Saadet Partisi Grubu adına söz alan Denizli Milletvekili Sema Silkin Ün ise "Geçtiğimiz yıl Adalet Bakanlığına bir soru önergesi vermiştim. ,'İnfaz düzenlemeleriyle erken salıverilerek özgürlük bahşedilen suçlulardan kaç tanesi kadına ve çocuğa yönelik şiddet suçlarından hüküm giymişti?' diyerek. Ancak cevabınızdan tatmin edici olmadım. Bakanlık her ne kadar rakamsal bir cevap vermese de biz cevabımızı yaşarken gördük milletvekilleri. O tarihten sonra basına yansıyan, organize ya da bireysel olarak işlenen suçların faillerinin çoğunun seceresinin, suç makinelerinin sicillerinin, kadına yönelik ve çocuğa yönelik şiddet suçlarıyla dolu olduğunu gördük. 19 yaşında 26 suç kaydı olan bir suçlunun açıklaması cezasızlık olgusudur, cezasızlık algısı değil. Bir kriminolog, 'Suçun önündeki en büyük engel cezaların acımasızlığı değil, yanılmazlığıdır' der. Hafif bile olsa bir cezanın kesinliği, cezasız kalma umuduyla birleşen daha korkunç bir başka cezanın korkusundan her zaman daha güçlü bir etki yaratır. Aslolan cezanın ağırlığı değil, cezanın caydırıcılığıdır. İktidar bugün bile hala bu yanılgıya düşüyor, bu yanılgıdan çıkmazsa havanda su dövmekten öteye giden bir mücadeleden başkasını vermemiş olacak. DEM Parti’nin bu önergesini destekliyor, kadına yönelik şiddetin önlenmesi için alınacak tüm tedbirlerin arkasında olduğumuzu ifade ediyorum" diye konuştu.

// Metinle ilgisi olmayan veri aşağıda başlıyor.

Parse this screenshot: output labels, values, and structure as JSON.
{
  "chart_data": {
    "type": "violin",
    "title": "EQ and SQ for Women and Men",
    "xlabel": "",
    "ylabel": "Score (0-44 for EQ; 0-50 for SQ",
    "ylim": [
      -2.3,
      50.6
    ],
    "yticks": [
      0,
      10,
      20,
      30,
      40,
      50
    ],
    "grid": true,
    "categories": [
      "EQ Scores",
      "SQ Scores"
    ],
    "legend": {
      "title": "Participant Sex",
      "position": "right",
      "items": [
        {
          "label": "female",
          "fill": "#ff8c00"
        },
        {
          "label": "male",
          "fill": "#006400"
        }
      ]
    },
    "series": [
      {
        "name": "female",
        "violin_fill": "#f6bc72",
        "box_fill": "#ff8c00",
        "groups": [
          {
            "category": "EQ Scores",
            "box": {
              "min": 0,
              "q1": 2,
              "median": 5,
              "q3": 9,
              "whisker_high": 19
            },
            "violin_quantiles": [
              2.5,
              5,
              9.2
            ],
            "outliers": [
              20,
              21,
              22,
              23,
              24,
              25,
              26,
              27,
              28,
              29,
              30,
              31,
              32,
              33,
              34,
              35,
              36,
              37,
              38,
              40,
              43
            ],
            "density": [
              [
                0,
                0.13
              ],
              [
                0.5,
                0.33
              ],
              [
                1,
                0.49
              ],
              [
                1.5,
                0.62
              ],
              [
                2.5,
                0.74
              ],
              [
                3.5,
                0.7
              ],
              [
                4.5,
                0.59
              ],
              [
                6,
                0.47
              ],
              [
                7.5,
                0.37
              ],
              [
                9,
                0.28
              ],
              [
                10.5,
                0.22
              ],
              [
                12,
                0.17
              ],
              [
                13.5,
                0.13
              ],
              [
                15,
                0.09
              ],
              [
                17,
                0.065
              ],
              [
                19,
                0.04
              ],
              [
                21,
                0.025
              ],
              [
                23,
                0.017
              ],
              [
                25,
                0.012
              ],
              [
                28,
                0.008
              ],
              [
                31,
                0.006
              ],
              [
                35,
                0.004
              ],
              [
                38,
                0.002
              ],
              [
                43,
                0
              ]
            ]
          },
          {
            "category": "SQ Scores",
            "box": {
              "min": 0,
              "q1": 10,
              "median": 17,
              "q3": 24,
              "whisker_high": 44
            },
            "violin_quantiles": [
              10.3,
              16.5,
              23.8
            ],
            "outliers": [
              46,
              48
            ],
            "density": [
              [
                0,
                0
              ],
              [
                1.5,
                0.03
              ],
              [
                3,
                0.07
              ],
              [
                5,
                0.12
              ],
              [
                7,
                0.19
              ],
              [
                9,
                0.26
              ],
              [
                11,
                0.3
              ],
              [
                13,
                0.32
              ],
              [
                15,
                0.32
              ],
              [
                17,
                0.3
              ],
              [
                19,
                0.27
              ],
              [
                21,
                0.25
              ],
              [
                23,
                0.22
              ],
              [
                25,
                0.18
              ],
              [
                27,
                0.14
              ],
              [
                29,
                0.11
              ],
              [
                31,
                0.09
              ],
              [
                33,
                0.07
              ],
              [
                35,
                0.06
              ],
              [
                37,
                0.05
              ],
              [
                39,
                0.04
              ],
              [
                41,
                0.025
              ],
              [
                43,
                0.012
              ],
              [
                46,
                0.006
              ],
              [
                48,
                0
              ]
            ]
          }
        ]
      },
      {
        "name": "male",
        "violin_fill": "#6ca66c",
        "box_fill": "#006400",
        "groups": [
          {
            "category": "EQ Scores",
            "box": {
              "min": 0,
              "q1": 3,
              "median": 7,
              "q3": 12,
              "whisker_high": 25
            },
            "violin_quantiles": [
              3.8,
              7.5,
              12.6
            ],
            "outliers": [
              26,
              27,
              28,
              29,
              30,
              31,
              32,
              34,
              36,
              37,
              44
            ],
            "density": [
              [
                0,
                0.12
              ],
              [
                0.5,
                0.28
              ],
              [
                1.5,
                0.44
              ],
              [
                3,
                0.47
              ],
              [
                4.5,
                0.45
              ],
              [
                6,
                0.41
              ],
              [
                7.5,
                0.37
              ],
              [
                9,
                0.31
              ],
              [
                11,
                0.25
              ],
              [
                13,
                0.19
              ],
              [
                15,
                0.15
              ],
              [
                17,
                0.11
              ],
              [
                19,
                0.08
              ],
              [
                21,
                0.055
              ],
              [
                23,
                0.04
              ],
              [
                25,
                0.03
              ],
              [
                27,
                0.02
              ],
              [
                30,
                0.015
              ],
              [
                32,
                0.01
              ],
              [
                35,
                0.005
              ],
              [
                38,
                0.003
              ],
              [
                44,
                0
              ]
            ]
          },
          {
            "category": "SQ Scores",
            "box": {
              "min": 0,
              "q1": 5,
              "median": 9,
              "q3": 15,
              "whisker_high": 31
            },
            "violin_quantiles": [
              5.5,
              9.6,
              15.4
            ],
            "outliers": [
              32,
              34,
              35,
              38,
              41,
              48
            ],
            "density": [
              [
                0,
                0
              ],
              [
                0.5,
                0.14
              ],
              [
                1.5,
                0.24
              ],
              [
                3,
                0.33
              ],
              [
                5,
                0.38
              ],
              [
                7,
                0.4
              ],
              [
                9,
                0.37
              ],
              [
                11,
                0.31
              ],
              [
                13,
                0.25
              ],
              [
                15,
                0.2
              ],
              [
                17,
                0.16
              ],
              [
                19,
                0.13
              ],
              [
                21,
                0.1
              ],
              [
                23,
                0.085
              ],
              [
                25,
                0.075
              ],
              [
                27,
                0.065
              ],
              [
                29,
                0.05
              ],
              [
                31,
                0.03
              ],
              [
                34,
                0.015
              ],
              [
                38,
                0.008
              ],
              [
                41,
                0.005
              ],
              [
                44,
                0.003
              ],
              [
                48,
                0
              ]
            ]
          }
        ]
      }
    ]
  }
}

Önerge üzerine CHP adına söz alan Ankara Milletvekili Semra Dinçer, konuşma yapacağı kürsüye 'kefen' ile çıkarak, "Münevver’den İkbal’e, Narin’den Sıla’ya, Özgecan’dan Ayşenur’a; binlerce kadın ve çocuk sizin yüzünüzden işte bu kefeni giydi. Bu kefenin üzerinde katledilen kadınların, kız çocuklarının ve bebeklerin isimleri var. Lafı hiç eğip bükmeye gerek yok, bu ülkede eşikten beşiklerine kadar her gün kadınlar ve çocuklar katlediliyor. Sizin erkek egemen politikalarınız ve kadınları katleden canilere uyguladığınız cezasızlık politikalarınız yüzünden 22 yıldır kadınlar ne yazık ki bu kefeni çantalarında taşıyorlar, bu kefeni kadınların kaderi yaptınız. Bu topraklarda katledilen her kadının vebali boynunuzdadır. İstanbul Sözleşmesi’nden çıkmasaydınız, kadınları katleden canilere iyi halden ceza indirimi yapmasaydınız bugün birçok kadın hayatta olacaktı; cezaevinden firar edip Ceren Özdemir’i öldüren katili yakalayabilseydiniz Ceren bugün hayatta olacaktı. 19 suçtan ceza alan kişiyi serbest bırakmasaydınız, öğretmen Saadet Çay şimdi yaşıyor olacaktı. Ceza adaletini ortadan kaldırdınız, toplumu çürüttünüz; önlük giymesi gereken çocuklar, gelinlik giyecek olan kadınlar sizin yüzünüzden işte bu kefeni giydi. Her gün kadına yönelik canilik, suç ve şiddet haberlerini görmek kanımızı donduruyor. Peki, bunun sebebi ne? Kadın katilleri kimden ve nereden cesaret alıyorlar?" dedi.